Three or four months ago, when the Liberal infighting was at its height, an early election seemed a real possibility. Now, the Liberals are heading upwards in the polls and Labor is going the other way. For the Premier, Jeremy Rockliff, to go to an early election while these conditions persist would be somewhere between eccentric and insane.

In theory, there is plenty of time for Labor to craft and periodically release a program of inspired and popular reform. But impressions of Rebecca White – and the whole party – solidified long ago. It’s questionable whether any policy platform can turn that around.

Labor’s chances of an outright majority are next to zero. But minority government, with the support of the Greens and independents, might still be possible.

With the next election, the House of Assembly will be expanded from 25 members to 35, meaning an extra two in each of the state’s five multi-member electorates. Labor can reasonably expect to secure some of these. But so can the Liberals.

The Greens say they are reasonably confident about expanding their membership from two to four, which would given them about 11% of the chamber. Labor says they will not go into any agreement with the Greens, knowing the possibility of such a deal is politically toxic.

But how credible is that? When the votes are in, will that pre-election pledge trump the attractions of winning government?

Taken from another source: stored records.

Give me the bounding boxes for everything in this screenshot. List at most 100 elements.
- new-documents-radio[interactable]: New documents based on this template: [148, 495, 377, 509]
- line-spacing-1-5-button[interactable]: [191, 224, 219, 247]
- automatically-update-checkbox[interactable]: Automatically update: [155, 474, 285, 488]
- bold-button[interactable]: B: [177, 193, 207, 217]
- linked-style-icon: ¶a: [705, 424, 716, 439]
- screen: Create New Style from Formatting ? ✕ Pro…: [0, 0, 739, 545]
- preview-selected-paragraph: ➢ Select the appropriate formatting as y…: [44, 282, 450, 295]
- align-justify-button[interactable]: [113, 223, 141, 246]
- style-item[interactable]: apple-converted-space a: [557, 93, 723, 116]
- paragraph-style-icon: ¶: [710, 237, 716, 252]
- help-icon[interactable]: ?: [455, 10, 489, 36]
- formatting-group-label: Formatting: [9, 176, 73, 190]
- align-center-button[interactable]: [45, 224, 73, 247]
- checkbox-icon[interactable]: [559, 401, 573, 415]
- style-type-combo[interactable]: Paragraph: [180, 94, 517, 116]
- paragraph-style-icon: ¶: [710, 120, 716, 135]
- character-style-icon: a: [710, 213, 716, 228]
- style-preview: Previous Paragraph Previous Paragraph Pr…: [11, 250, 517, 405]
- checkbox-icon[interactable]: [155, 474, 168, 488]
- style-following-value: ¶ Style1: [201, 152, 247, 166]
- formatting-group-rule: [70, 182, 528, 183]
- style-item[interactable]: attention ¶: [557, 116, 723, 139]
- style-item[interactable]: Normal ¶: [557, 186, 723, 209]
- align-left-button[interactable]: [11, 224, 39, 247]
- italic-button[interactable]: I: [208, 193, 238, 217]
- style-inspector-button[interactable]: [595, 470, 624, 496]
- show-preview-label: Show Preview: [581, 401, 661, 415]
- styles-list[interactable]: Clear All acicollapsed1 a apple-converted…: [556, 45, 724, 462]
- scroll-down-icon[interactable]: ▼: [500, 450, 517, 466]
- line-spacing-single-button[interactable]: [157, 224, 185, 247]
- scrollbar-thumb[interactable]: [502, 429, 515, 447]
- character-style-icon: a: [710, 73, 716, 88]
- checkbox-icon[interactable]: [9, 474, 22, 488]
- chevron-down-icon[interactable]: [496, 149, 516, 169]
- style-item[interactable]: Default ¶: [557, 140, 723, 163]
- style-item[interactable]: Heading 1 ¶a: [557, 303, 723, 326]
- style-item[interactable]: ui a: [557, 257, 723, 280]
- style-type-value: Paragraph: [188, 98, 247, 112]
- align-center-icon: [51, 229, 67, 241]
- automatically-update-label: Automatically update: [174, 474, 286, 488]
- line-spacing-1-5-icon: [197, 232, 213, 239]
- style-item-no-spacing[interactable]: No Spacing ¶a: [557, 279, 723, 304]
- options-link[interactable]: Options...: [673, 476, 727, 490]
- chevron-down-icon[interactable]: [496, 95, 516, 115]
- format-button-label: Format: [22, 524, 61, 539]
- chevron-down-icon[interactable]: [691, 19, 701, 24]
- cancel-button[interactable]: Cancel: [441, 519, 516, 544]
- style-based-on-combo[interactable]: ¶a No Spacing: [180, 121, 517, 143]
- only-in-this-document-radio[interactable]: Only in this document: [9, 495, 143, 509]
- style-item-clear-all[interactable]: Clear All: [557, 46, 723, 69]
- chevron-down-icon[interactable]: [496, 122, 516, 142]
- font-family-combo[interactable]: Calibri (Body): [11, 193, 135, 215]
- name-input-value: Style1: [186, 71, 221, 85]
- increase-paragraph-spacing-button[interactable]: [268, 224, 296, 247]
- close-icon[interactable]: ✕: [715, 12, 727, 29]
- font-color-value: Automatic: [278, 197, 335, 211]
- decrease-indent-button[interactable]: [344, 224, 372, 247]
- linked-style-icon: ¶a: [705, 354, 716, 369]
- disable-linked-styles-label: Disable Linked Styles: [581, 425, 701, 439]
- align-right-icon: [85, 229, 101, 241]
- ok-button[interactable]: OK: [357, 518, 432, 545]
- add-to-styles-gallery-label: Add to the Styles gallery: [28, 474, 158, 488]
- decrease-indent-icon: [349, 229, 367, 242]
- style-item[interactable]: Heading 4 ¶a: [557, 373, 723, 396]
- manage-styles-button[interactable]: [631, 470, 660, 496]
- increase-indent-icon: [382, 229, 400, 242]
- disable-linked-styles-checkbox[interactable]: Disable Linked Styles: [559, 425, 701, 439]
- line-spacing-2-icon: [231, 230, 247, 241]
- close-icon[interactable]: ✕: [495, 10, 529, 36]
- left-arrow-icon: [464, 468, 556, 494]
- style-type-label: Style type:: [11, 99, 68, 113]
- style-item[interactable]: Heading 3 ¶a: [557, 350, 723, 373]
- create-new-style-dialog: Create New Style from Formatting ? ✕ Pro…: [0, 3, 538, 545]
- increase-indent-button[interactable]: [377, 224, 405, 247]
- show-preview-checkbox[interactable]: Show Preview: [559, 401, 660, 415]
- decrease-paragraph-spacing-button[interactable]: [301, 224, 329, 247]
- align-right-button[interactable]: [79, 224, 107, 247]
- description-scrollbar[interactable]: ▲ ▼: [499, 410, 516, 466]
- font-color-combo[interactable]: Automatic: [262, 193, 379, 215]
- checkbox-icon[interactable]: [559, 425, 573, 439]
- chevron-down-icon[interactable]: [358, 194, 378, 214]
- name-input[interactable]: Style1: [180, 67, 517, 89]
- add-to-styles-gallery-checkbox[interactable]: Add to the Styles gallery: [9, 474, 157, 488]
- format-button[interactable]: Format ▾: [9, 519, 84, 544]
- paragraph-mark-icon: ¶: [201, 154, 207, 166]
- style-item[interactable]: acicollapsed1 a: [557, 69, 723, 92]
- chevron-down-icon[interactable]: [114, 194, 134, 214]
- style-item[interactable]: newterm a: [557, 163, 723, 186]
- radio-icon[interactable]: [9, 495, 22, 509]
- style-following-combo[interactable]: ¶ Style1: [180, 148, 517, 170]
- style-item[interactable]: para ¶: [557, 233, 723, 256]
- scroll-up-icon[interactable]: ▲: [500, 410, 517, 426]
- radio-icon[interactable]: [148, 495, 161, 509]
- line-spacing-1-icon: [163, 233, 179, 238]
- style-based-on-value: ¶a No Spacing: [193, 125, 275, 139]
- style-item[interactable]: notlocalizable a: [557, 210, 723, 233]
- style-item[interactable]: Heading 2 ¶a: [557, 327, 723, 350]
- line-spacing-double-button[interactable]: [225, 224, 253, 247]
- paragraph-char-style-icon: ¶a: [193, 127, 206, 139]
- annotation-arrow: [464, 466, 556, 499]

With both major parties in disrepute, and the failure of the Greens to attract disgruntled voters, attention is swinging towards independents. The two rogue Liberals will disappear at the next election but Kristie Johnson and (if he stands) David O’Byrne could be significant in the eventual outcome. Both would be expected to back Labor; but two independent votes, without the Greens, would be unlikely to make White, finally, Premier.

In past elections, one of the Liberals’ most potent arguments has been that it is the only party capable of forming stable, majority government; and that Labor would inevitably team up with the Greens. Those propositions have lost none of their force.

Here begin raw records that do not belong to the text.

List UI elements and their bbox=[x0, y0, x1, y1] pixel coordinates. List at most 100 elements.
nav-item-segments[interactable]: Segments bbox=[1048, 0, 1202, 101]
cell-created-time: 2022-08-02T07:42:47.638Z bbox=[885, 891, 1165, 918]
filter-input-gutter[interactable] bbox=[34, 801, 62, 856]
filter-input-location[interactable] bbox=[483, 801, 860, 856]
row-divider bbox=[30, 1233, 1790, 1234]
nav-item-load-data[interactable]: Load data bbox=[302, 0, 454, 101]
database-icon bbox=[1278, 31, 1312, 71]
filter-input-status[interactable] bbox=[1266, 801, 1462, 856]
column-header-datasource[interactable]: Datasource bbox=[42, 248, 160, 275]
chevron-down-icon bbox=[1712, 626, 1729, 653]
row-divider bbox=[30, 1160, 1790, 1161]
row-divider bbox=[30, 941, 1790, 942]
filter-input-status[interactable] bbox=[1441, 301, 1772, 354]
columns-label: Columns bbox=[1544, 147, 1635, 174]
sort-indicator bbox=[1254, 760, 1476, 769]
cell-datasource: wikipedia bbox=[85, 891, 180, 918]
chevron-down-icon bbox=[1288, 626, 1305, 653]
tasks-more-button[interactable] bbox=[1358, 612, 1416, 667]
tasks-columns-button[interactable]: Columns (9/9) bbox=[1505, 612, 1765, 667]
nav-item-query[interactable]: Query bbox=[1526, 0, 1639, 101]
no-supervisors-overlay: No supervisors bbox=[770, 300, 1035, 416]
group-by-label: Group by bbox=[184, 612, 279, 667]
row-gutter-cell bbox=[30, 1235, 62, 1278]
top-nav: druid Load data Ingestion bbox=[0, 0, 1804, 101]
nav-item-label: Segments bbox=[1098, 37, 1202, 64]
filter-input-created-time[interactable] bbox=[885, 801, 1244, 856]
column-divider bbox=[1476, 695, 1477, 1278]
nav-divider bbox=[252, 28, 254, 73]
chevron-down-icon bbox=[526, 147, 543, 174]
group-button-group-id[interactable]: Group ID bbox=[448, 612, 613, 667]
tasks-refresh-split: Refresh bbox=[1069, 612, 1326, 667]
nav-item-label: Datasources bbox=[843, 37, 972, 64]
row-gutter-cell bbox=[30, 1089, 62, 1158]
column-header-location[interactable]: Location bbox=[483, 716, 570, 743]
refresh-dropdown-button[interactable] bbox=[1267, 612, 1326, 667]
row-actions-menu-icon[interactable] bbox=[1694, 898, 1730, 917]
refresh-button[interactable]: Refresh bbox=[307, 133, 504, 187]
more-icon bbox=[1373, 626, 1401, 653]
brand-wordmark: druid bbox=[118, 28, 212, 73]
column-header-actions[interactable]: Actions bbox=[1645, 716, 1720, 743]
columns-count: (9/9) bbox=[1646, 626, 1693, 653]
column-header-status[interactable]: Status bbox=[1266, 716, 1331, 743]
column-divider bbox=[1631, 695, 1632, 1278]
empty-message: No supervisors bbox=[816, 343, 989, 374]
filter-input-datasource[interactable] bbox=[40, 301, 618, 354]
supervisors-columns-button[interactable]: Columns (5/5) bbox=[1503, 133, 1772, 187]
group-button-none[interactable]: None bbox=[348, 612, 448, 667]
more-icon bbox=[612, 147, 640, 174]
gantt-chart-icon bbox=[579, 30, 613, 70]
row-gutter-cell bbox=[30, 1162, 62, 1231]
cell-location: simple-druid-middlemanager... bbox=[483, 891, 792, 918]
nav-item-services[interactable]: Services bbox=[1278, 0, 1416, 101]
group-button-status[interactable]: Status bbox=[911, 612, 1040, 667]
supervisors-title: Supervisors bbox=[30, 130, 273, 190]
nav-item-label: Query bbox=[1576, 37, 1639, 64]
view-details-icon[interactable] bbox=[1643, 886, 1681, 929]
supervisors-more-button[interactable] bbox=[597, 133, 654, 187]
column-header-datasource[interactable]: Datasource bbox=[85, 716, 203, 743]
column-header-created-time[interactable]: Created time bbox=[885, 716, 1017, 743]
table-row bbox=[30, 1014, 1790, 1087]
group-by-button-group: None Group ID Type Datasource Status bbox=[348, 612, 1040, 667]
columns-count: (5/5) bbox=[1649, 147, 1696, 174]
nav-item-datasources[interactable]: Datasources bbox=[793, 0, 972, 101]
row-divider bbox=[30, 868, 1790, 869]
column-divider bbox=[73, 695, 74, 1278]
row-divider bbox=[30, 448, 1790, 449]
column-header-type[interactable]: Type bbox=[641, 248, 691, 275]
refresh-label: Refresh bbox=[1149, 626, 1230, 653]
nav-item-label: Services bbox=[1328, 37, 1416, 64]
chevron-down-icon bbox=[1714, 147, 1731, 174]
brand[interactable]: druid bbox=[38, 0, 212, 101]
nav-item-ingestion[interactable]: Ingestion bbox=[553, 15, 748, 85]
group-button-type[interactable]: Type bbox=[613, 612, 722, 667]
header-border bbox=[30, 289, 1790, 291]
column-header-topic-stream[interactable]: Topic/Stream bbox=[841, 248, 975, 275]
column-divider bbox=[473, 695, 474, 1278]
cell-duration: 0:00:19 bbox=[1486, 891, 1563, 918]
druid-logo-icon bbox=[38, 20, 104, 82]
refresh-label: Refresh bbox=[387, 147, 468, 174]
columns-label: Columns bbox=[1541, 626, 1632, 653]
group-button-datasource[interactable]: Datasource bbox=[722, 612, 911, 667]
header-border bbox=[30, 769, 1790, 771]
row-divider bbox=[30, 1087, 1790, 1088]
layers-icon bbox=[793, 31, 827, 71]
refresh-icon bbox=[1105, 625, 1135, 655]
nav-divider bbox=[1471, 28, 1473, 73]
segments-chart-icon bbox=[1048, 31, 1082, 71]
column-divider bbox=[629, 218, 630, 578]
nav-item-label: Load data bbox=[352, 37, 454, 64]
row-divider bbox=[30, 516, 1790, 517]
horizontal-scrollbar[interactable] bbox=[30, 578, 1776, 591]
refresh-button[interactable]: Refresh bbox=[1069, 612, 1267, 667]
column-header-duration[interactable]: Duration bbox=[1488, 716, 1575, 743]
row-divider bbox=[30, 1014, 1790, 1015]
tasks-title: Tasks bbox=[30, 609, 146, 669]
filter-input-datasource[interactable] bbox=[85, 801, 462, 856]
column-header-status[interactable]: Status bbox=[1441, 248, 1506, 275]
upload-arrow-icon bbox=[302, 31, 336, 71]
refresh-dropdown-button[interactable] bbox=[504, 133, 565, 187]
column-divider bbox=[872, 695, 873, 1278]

Josh Willie ... future leader?
Eighteen months is a long time in politics. It is too early to write Labor off completely. But a fourth election loss in a row – and a third defeat for Rebecca White and her leadership – right now looks unavoidable.

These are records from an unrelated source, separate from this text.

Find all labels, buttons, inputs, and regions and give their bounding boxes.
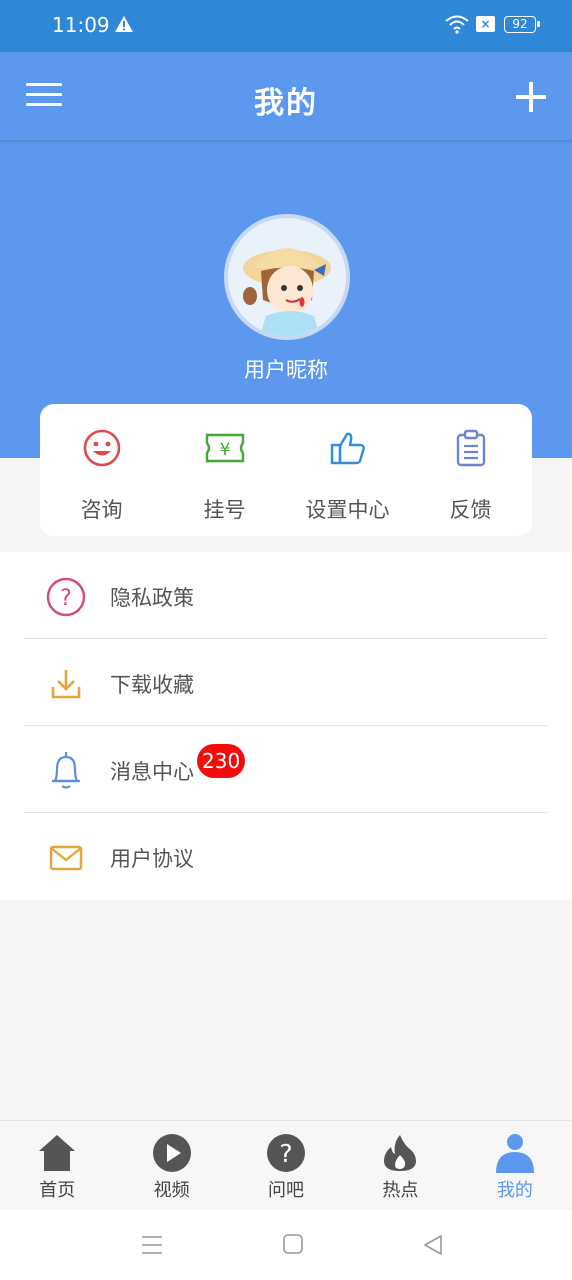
system-nav-bar	[0, 1210, 572, 1280]
download-icon	[46, 664, 86, 704]
nav-label: 我的	[496, 1180, 533, 1201]
nav-item-home[interactable]: 首页	[0, 1121, 114, 1210]
bottom-nav: 首页 视频 ? 问吧 热点 我的	[0, 1120, 572, 1210]
battery-indicator: 92	[504, 16, 540, 33]
status-time: 11:09	[52, 13, 110, 37]
nav-label: 问吧	[268, 1180, 305, 1201]
home-icon	[37, 1132, 77, 1174]
home-square-icon[interactable]	[283, 1234, 303, 1258]
menu-list: ? 隐私政策 下载收藏 消息中心 用户协议 230	[0, 552, 572, 900]
add-icon[interactable]	[514, 80, 548, 114]
quick-action-label: 反馈	[449, 498, 492, 522]
nav-item-hot[interactable]: 热点	[343, 1121, 457, 1210]
list-item-label: 用户协议	[110, 847, 194, 871]
bell-icon	[46, 751, 86, 791]
nav-item-mine[interactable]: 我的	[458, 1121, 572, 1210]
list-item-privacy[interactable]: ? 隐私政策	[0, 552, 572, 639]
clipboard-icon	[454, 428, 488, 468]
person-icon	[494, 1132, 536, 1174]
user-nickname[interactable]: 用户昵称	[0, 354, 572, 384]
quick-action-label: 设置中心	[305, 498, 390, 522]
svg-text:¥: ¥	[219, 440, 230, 460]
quick-actions-card: 咨询 ¥ 挂号 设置中心 反馈	[40, 404, 532, 536]
message-count-badge: 230	[197, 744, 246, 778]
quick-action-feedback[interactable]: 反馈	[409, 404, 532, 536]
nav-item-ask[interactable]: ? 问吧	[229, 1121, 343, 1210]
sim-off-icon: ×	[476, 16, 495, 32]
thumbs-up-icon	[329, 428, 367, 468]
list-item-label: 下载收藏	[110, 673, 194, 697]
smiley-icon	[82, 428, 122, 468]
question-circle-icon: ?	[46, 577, 86, 617]
list-item-label: 隐私政策	[110, 586, 194, 610]
svg-text:?: ?	[60, 586, 72, 611]
list-item-agreement[interactable]: 用户协议	[0, 813, 572, 900]
recents-icon[interactable]	[141, 1234, 163, 1260]
nav-label: 视频	[153, 1180, 190, 1201]
status-bar: 11:09 × 92	[0, 0, 572, 52]
quick-action-register[interactable]: ¥ 挂号	[163, 404, 286, 536]
list-item-label: 消息中心	[110, 760, 194, 784]
question-icon: ?	[266, 1132, 306, 1174]
list-item-downloads[interactable]: 下载收藏	[0, 639, 572, 726]
nav-label: 首页	[39, 1180, 76, 1201]
avatar[interactable]	[224, 214, 350, 340]
nav-item-video[interactable]: 视频	[114, 1121, 228, 1210]
mail-icon	[46, 838, 86, 878]
nav-label: 热点	[382, 1180, 419, 1201]
quick-action-label: 挂号	[203, 498, 246, 522]
list-item-messages[interactable]: 消息中心	[0, 726, 572, 813]
quick-action-settings[interactable]: 设置中心	[286, 404, 409, 536]
app-header: 我的	[0, 52, 572, 140]
quick-action-label: 咨询	[80, 498, 123, 522]
quick-action-consult[interactable]: 咨询	[40, 404, 163, 536]
warning-icon	[114, 15, 134, 37]
yen-ticket-icon: ¥	[204, 428, 246, 468]
svg-text:?: ?	[279, 1139, 292, 1168]
play-icon	[152, 1132, 192, 1174]
back-triangle-icon[interactable]	[423, 1234, 443, 1260]
page-title: 我的	[254, 86, 318, 121]
flame-icon	[382, 1132, 418, 1174]
wifi-icon	[444, 14, 470, 38]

The party’s best hope is for new leadership after July 2025, a renewed vision and a reordered team. Peace must be found with the Left and its union donors. And the time-servers, those who are comfortable in opposition where there are modest demands and a large salary that they would not get anywhere else, must go.

There is one bright spot. Josh Willie, perhaps the most capable of the current Labor politicians, is making the switch from the upper house to the House of Assembly. If he becomes leader after another loss, he represents perhaps the best hope for a resurgent party that actually has some ideas.